Para decidir se o benefício compensa o risco, é preciso fazer uma análise comparativa. Qual o risco de, ao rejeitar a vacina, pegar Covid e morrer?

O ensino de ciência nas escolas costuma enfatizar mais resultados do que processos. A ciência é apresentada como um conjunto fixo de fatos sobre o mundo. Mas a verdadeira ciência não se define pelos “fatos” que produz. É um processo de investigação que busca gerar a melhor descrição possível da realidade, em um determinado contexto social e histórico. Os “fatos científicos” são os componentes dessa melhor descrição – e “melhor” raramente equivale a “exata” ou “perfeita”.

Isso quer dizer que cientistas devem estar dispostos a mudar de ideia diante de novas evidências, e da crítica de seus pares. Mas não é qualquer suposta “evidência” ou crítica que vale. Como já dizia Carl Sagan, alegações extraordinárias precisam de evidências extraordinárias.

Mostrar a ciência como um corpo de resultados, sem o processo, minimiza, aos olhos do público, a importância de conceitos como plausibilidade e probabilidade. E oculta o fato de que recomendações feitas com base na ciência devem levar em conta análise de riscos e benefícios.

Infelizmente, análise de risco, assim como o processo científico não é algo muito intuitivo. Tendemos a superestimar riscos de eventos raros, mas trágicos, como desastres de avião, e subestimar riscos reais, mas que parecem abstratos e distantes, como aquecimento global. Também criamos expectativas impossíveis. Queremos que a ciência nos dê conselhos que tragam risco zero e benefício 100% garantido. E esquecemos que isso não existe.

Estamos constantemente fazendo análises intuitivas de risco e benefício: quando atravessamos a rua, ou deixamos as crianças brincarem no parquinho, por exemplo. Sabemos que existem riscos e decidimos que o benefício vale a pena.

Mas quando a análise sai do nível intuitivo, muitas vezes queremos o impossível: uma vacina que seja 100% segura, com 0% de risco de efeitos colaterais.
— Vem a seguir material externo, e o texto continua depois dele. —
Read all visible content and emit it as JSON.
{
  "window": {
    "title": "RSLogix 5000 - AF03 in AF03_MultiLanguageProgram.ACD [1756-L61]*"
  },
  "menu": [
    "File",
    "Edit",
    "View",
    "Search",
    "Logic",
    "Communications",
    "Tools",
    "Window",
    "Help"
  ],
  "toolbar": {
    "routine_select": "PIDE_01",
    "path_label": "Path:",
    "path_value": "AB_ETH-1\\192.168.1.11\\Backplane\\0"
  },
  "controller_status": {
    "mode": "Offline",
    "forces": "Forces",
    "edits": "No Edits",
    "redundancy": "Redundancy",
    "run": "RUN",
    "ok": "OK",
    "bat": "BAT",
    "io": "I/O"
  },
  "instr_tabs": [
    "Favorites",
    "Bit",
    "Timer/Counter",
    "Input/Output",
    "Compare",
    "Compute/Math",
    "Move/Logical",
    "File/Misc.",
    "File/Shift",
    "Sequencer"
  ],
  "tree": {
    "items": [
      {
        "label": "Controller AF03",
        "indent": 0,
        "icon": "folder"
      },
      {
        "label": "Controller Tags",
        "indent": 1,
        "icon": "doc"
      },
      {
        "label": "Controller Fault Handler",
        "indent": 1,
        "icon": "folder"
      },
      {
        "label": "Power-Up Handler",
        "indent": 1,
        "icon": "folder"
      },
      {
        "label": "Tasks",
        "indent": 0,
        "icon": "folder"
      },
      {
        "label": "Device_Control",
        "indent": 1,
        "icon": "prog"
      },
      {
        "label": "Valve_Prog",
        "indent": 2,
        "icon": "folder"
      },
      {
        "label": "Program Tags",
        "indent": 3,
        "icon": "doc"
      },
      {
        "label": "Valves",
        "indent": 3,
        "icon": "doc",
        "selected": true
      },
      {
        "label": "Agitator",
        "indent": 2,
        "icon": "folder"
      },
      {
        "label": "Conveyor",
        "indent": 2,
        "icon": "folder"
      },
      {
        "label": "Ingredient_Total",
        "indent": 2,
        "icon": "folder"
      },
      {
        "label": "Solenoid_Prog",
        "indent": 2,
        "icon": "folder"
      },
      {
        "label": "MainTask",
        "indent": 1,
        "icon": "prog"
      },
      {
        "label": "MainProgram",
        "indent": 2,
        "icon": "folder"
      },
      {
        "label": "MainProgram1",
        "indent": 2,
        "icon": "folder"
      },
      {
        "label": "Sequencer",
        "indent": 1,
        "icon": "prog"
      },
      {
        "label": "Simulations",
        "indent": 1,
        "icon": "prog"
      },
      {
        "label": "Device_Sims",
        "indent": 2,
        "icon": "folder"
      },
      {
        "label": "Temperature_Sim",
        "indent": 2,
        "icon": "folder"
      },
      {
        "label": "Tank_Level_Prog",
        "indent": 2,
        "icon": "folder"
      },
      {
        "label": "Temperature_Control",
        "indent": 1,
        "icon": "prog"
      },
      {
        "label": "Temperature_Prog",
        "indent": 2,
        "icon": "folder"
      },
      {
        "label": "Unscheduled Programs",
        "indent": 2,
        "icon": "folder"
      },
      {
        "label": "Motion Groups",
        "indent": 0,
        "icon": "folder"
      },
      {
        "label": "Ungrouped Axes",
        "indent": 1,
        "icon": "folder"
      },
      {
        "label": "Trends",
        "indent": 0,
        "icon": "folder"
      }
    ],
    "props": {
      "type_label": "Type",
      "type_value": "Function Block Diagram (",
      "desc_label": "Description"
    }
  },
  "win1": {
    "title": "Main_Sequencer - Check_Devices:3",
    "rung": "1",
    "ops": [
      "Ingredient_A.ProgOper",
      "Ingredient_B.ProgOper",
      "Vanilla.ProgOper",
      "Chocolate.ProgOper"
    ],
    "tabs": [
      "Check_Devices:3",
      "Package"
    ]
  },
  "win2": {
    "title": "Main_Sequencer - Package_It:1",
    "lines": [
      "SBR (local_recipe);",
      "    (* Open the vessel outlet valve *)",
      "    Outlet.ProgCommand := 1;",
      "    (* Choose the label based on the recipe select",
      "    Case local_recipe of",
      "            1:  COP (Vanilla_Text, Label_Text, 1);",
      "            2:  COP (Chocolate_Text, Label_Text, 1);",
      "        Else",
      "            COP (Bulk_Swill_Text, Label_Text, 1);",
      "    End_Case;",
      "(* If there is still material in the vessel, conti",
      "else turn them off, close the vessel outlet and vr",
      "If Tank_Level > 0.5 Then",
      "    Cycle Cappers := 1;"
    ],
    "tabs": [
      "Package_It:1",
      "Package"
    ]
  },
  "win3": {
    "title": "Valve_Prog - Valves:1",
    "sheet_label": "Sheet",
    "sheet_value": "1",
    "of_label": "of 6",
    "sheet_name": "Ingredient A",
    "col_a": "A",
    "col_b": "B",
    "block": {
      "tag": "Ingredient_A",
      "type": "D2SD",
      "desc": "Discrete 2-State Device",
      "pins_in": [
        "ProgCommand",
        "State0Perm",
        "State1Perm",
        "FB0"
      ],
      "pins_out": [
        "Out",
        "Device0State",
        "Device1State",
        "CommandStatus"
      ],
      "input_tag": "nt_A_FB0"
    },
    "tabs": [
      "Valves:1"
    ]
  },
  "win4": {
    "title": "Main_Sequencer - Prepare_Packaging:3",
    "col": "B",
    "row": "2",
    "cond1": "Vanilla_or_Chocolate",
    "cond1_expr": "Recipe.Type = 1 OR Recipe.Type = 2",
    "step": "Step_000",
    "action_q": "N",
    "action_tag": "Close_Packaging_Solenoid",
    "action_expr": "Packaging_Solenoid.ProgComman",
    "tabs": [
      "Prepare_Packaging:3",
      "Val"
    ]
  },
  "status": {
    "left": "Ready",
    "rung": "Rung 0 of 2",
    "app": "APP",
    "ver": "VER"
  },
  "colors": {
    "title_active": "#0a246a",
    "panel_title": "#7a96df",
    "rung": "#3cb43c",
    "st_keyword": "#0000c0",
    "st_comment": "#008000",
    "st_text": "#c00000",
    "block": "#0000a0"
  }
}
Essa expectativa irreal é explorada por grupos antivacinas. Todo medicamento, comportamento, intervenção, apresenta algum risco.

Recentemente circulou um número no Brasil de que o risco de morrer por reação desencadeada por uma vacina de Covid era da ordem de 1 para 10 milhões. Esta estimativa levou em conta períodos de alta circulação do vírus, onde fica difícil separar efeitos que possam ser atribuídos à vacinação dos efeitos da doença em si. A pessoa pode ter sido vacinada e pegado Covid na mesma época. Para efeito de comparação, o risco de morrer em um desastre de avião é reportado como de 1 para 11 milhões. O risco de morrer por reação atribuída à vacina de febre amarela é da ordem de 1 para 1 milhão.

Para decidir se o benefício compensa o risco, é preciso fazer uma análise comparativa. Qual o risco de, ao rejeitar a vacina, pegar Covid e morrer? Dados dos Centros de Controle e Prevenção de Doenças dos EUA (CDC ), mostram que o risco de vida para não vacinados contra Covid, na comparação com os vacinados, é três vezes maior em jovens de 18-29 anos, cinco vezes maior para adultos de 30-49, e seis vezes maior para a faixa de 50-64 anos.

Comunicar risco e probabilidade é um dos maiores desafios na comunicação de ciência e saúde. Pesquisa da Pew Research publicada em maio de 2023 mostrou que as dúvidas em relação à segurança das vacinas de Covid não mudaram muito desde 2021, e são bastante focadas em percepção de risco. Embora não sejam maioria, muitos entrevistados (cerca de 40%) ainda acreditam que os benefícios da vacina não justificam os riscos.

As pessoas querem respostas absolutas. Mas funciona 100%? Mas então não funciona? O ensino e a popularização da ciência precisam ir muito além da mera apresentação da beleza e dos fatos da ciência. Senão, encontraremos sempre os mesmos obstáculos quando o público tiver de tomar decisões baseadas na palavra dos cientistas.